My Approach
My approach to couple therapy has developed over years of working with complex, high-conflict, and treatment-resistant relationships—couples who did not respond to conventional methods. It is rooted in systemic and constructivist principles and views relational distress not as pathology but as a pattern of organisation. My focus is on making the structure of interaction visible so that the pattern keeping the couple stuck can finally shift.
I work with the understanding that physiology, emotion, and behaviour are inseparable. Drawing from polyvagal theory, I pay close attention to the nervous system, the level of activation in the room, and the way regulation and safety shape the possibilities for connection. Every conversation becomes both a map of what is happening and a place where change can begin.

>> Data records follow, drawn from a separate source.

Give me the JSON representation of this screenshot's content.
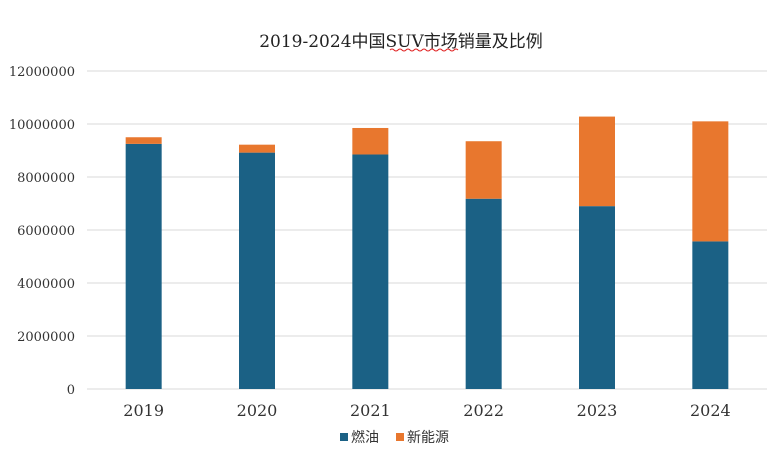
{
  "chart_data": {
    "type": "bar",
    "stacked": true,
    "title": "2019-2024中国SUV市场销量及比例",
    "categories": [
      "2019",
      "2020",
      "2021",
      "2022",
      "2023",
      "2024"
    ],
    "series": [
      {
        "name": "燃油",
        "color": "#1b6185",
        "values": [
          9250000,
          8920000,
          8850000,
          7180000,
          6900000,
          5570000
        ]
      },
      {
        "name": "新能源",
        "color": "#e8772e",
        "values": [
          250000,
          300000,
          1000000,
          2170000,
          3380000,
          4530000
        ]
      }
    ],
    "yticks": [
      "0",
      "2000000",
      "4000000",
      "6000000",
      "8000000",
      "10000000",
      "12000000"
    ],
    "ylim": [
      0,
      12000000
    ],
    "grid": true,
    "legend": "bottom"
  }
}
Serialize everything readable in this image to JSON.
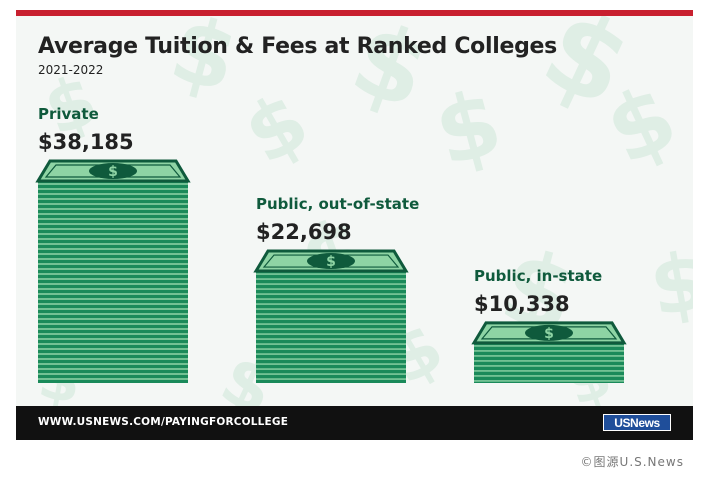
{
  "header": {
    "title": "Average Tuition & Fees at Ranked Colleges",
    "subtitle": "2021-2022"
  },
  "chart_data": {
    "type": "bar",
    "title": "Average Tuition & Fees at Ranked Colleges",
    "subtitle": "2021-2022",
    "categories": [
      "Private",
      "Public, out-of-state",
      "Public, in-state"
    ],
    "values": [
      38185,
      22698,
      10338
    ],
    "value_labels": [
      "$38,185",
      "$22,698",
      "$10,338"
    ],
    "xlabel": "",
    "ylabel": "",
    "grid": false,
    "legend": "none",
    "mark_style": "stacks of dollar bills"
  },
  "footer": {
    "url": "WWW.USNEWS.COM/PAYINGFORCOLLEGE",
    "logo": "USNews"
  },
  "credit": "©图源U.S.News",
  "colors": {
    "accent_red": "#c8202f",
    "dark_green": "#0f5a3c",
    "money_green": "#1a8a5a",
    "stripe_light": "#8fd3a8",
    "bill_face": "#8ed4a4",
    "footer_bg": "#111111",
    "logo_bg": "#1f4e9a",
    "title_text": "#222222"
  },
  "icons": {
    "bill_center": "dollar-sign-icon",
    "background": "dollar-sign-pattern"
  }
}
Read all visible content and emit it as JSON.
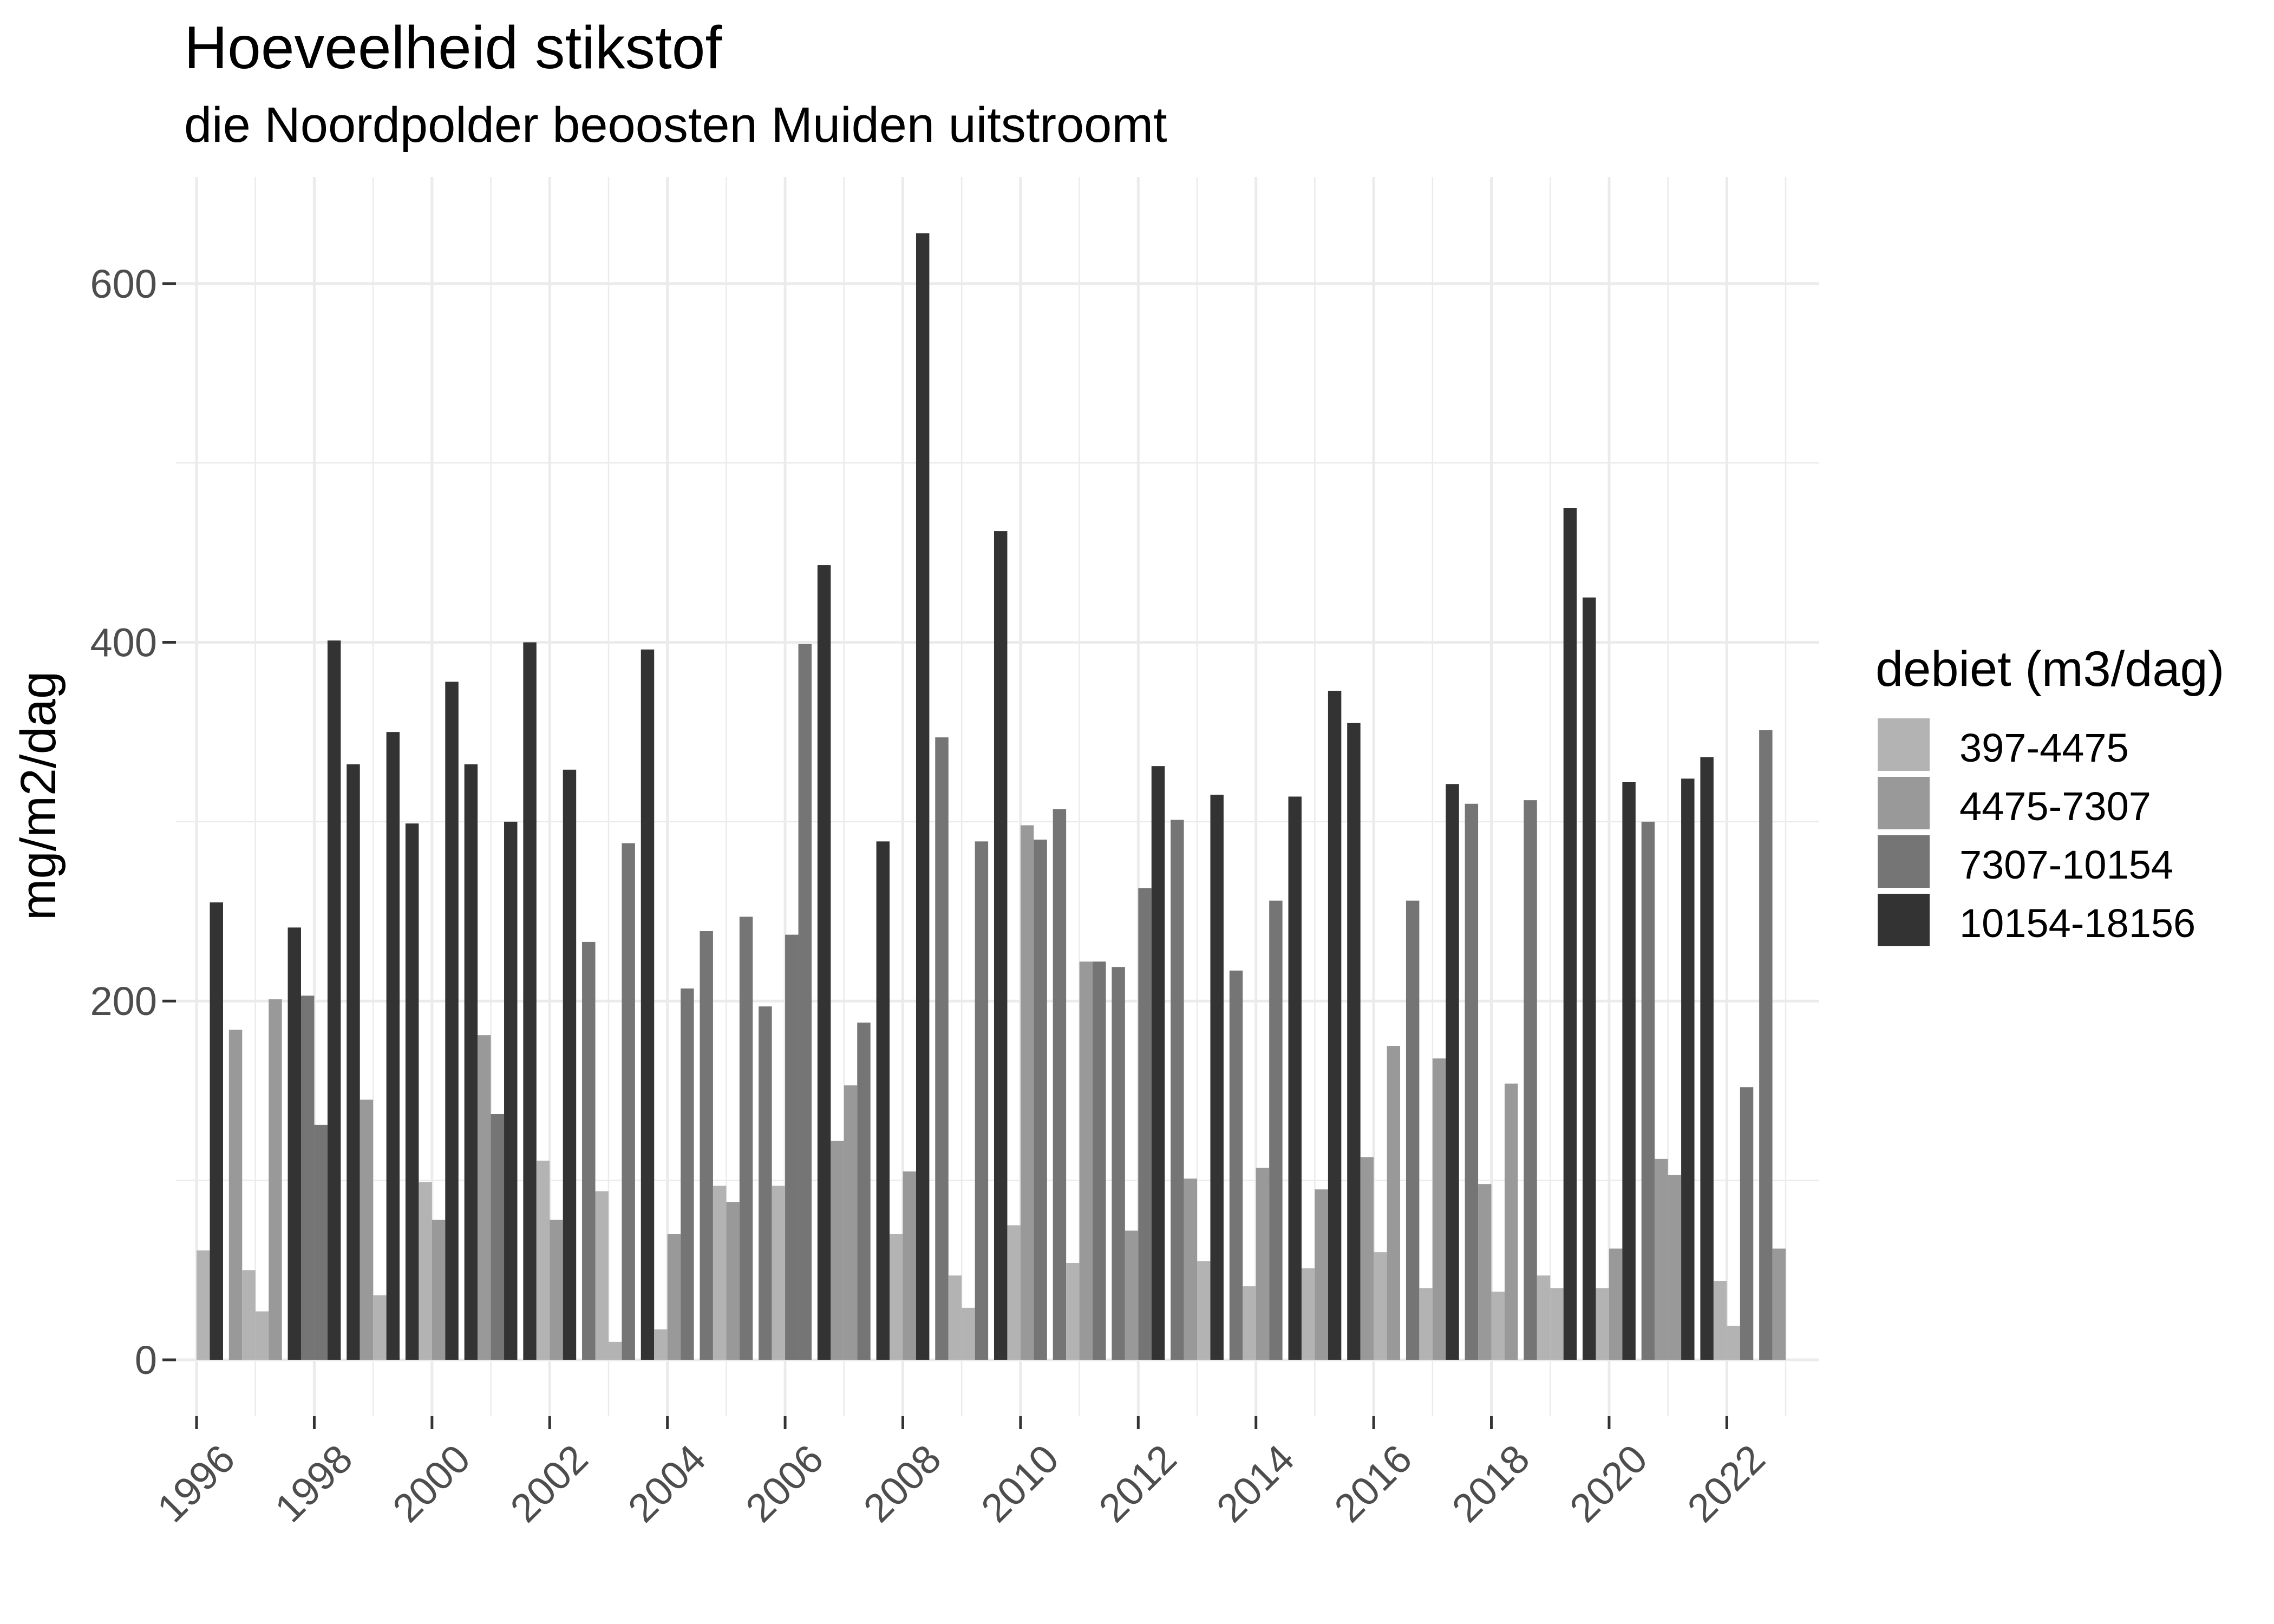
{
  "chart_data": {
    "type": "bar",
    "title": "Hoeveelheid stikstof",
    "subtitle": "die Noordpolder beoosten Muiden uitstroomt",
    "xlabel": "",
    "ylabel": "mg/m2/dag",
    "ylim": [
      -31.4,
      659.4
    ],
    "xlim": [
      1995.65,
      2023.57
    ],
    "yticks": [
      0,
      200,
      400,
      600
    ],
    "xticks": [
      1996,
      1998,
      2000,
      2002,
      2004,
      2006,
      2008,
      2010,
      2012,
      2014,
      2016,
      2018,
      2020,
      2022
    ],
    "grid": true,
    "bars_per_year": 4,
    "legend": {
      "title": "debiet (m3/dag)",
      "placement": "right",
      "classes": [
        {
          "label": "397-4475",
          "color": "#b3b3b3"
        },
        {
          "label": "4475-7307",
          "color": "#999999"
        },
        {
          "label": "7307-10154",
          "color": "#757575"
        },
        {
          "label": "10154-18156",
          "color": "#333333"
        }
      ]
    },
    "columns": [
      "year",
      "slot",
      "value",
      "class"
    ],
    "data": [
      [
        1996,
        3,
        61,
        0
      ],
      [
        1996,
        4,
        255,
        3
      ],
      [
        1997,
        1,
        184,
        1
      ],
      [
        1997,
        2,
        50,
        0
      ],
      [
        1997,
        3,
        27,
        0
      ],
      [
        1997,
        4,
        201,
        1
      ],
      [
        1998,
        1,
        241,
        3
      ],
      [
        1998,
        2,
        203,
        2
      ],
      [
        1998,
        3,
        131,
        2
      ],
      [
        1998,
        4,
        401,
        3
      ],
      [
        1999,
        1,
        332,
        3
      ],
      [
        1999,
        2,
        145,
        1
      ],
      [
        1999,
        3,
        36,
        0
      ],
      [
        1999,
        4,
        350,
        3
      ],
      [
        2000,
        1,
        299,
        3
      ],
      [
        2000,
        2,
        99,
        0
      ],
      [
        2000,
        3,
        78,
        1
      ],
      [
        2000,
        4,
        378,
        3
      ],
      [
        2001,
        1,
        332,
        3
      ],
      [
        2001,
        2,
        181,
        1
      ],
      [
        2001,
        3,
        137,
        2
      ],
      [
        2001,
        4,
        300,
        3
      ],
      [
        2002,
        1,
        400,
        3
      ],
      [
        2002,
        2,
        111,
        0
      ],
      [
        2002,
        3,
        78,
        1
      ],
      [
        2002,
        4,
        329,
        3
      ],
      [
        2003,
        1,
        233,
        2
      ],
      [
        2003,
        2,
        94,
        0
      ],
      [
        2003,
        3,
        10,
        0
      ],
      [
        2003,
        4,
        288,
        2
      ],
      [
        2004,
        1,
        396,
        3
      ],
      [
        2004,
        2,
        17,
        0
      ],
      [
        2004,
        3,
        70,
        1
      ],
      [
        2004,
        4,
        207,
        2
      ],
      [
        2005,
        1,
        239,
        2
      ],
      [
        2005,
        2,
        97,
        0
      ],
      [
        2005,
        3,
        88,
        1
      ],
      [
        2005,
        4,
        247,
        2
      ],
      [
        2006,
        1,
        197,
        2
      ],
      [
        2006,
        2,
        97,
        0
      ],
      [
        2006,
        3,
        237,
        2
      ],
      [
        2006,
        4,
        399,
        2
      ],
      [
        2007,
        1,
        443,
        3
      ],
      [
        2007,
        2,
        122,
        1
      ],
      [
        2007,
        3,
        153,
        1
      ],
      [
        2007,
        4,
        188,
        2
      ],
      [
        2008,
        1,
        289,
        3
      ],
      [
        2008,
        2,
        70,
        0
      ],
      [
        2008,
        3,
        105,
        1
      ],
      [
        2008,
        4,
        628,
        3
      ],
      [
        2009,
        1,
        347,
        2
      ],
      [
        2009,
        2,
        47,
        0
      ],
      [
        2009,
        3,
        29,
        0
      ],
      [
        2009,
        4,
        289,
        2
      ],
      [
        2010,
        1,
        462,
        3
      ],
      [
        2010,
        2,
        75,
        0
      ],
      [
        2010,
        3,
        298,
        1
      ],
      [
        2010,
        4,
        290,
        2
      ],
      [
        2011,
        1,
        307,
        2
      ],
      [
        2011,
        2,
        54,
        0
      ],
      [
        2011,
        3,
        222,
        1
      ],
      [
        2011,
        4,
        222,
        2
      ],
      [
        2012,
        1,
        219,
        2
      ],
      [
        2012,
        2,
        72,
        1
      ],
      [
        2012,
        3,
        263,
        2
      ],
      [
        2012,
        4,
        331,
        3
      ],
      [
        2013,
        1,
        301,
        2
      ],
      [
        2013,
        2,
        101,
        1
      ],
      [
        2013,
        3,
        55,
        0
      ],
      [
        2013,
        4,
        315,
        3
      ],
      [
        2014,
        1,
        217,
        2
      ],
      [
        2014,
        2,
        41,
        0
      ],
      [
        2014,
        3,
        107,
        1
      ],
      [
        2014,
        4,
        256,
        2
      ],
      [
        2015,
        1,
        314,
        3
      ],
      [
        2015,
        2,
        51,
        0
      ],
      [
        2015,
        3,
        95,
        1
      ],
      [
        2015,
        4,
        373,
        3
      ],
      [
        2016,
        1,
        355,
        3
      ],
      [
        2016,
        2,
        113,
        1
      ],
      [
        2016,
        3,
        60,
        0
      ],
      [
        2016,
        4,
        175,
        1
      ],
      [
        2017,
        1,
        256,
        2
      ],
      [
        2017,
        2,
        40,
        0
      ],
      [
        2017,
        3,
        168,
        1
      ],
      [
        2017,
        4,
        321,
        3
      ],
      [
        2018,
        1,
        310,
        2
      ],
      [
        2018,
        2,
        98,
        1
      ],
      [
        2018,
        3,
        38,
        0
      ],
      [
        2018,
        4,
        154,
        1
      ],
      [
        2019,
        1,
        312,
        2
      ],
      [
        2019,
        2,
        47,
        0
      ],
      [
        2019,
        3,
        40,
        0
      ],
      [
        2019,
        4,
        475,
        3
      ],
      [
        2020,
        1,
        425,
        3
      ],
      [
        2020,
        2,
        40,
        0
      ],
      [
        2020,
        3,
        62,
        1
      ],
      [
        2020,
        4,
        322,
        3
      ],
      [
        2021,
        1,
        300,
        2
      ],
      [
        2021,
        2,
        112,
        1
      ],
      [
        2021,
        3,
        103,
        1
      ],
      [
        2021,
        4,
        324,
        3
      ],
      [
        2022,
        1,
        336,
        3
      ],
      [
        2022,
        2,
        44,
        0
      ],
      [
        2022,
        3,
        19,
        0
      ],
      [
        2022,
        4,
        152,
        2
      ],
      [
        2023,
        1,
        351,
        2
      ],
      [
        2023,
        2,
        62,
        1
      ]
    ]
  }
}
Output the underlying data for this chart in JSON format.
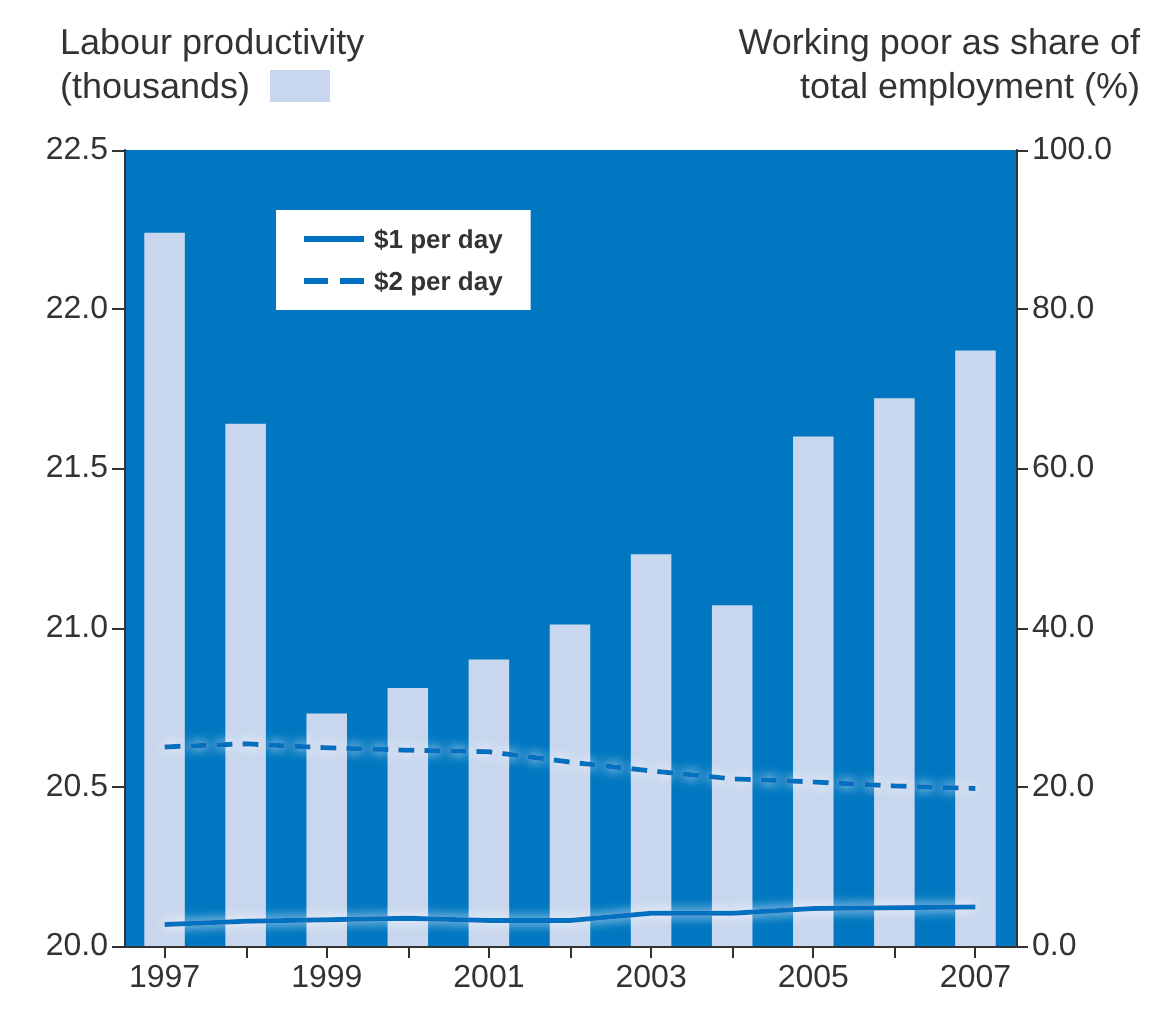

My work is experiential and behavioural rather than abstract or interpretive. I focus on what partners do, say, and enact with each other. Change starts by disrupting destructive conversational patterns, regulating intensity, and guiding partners through structured exchanges where emotional truth can emerge without collapse or escalation.
For couples, this approach feels clear, direct, and practical. For clinicians observing it, the work is organised, sequential, and grounded in theory without ever losing its human immediacy. It moves from de-escalation to mapping, emotional restructuring, and the gradual reorganisation of interaction. It is both an architecture of process and a therapeutic stance: directive, impartial, and unavoidably human.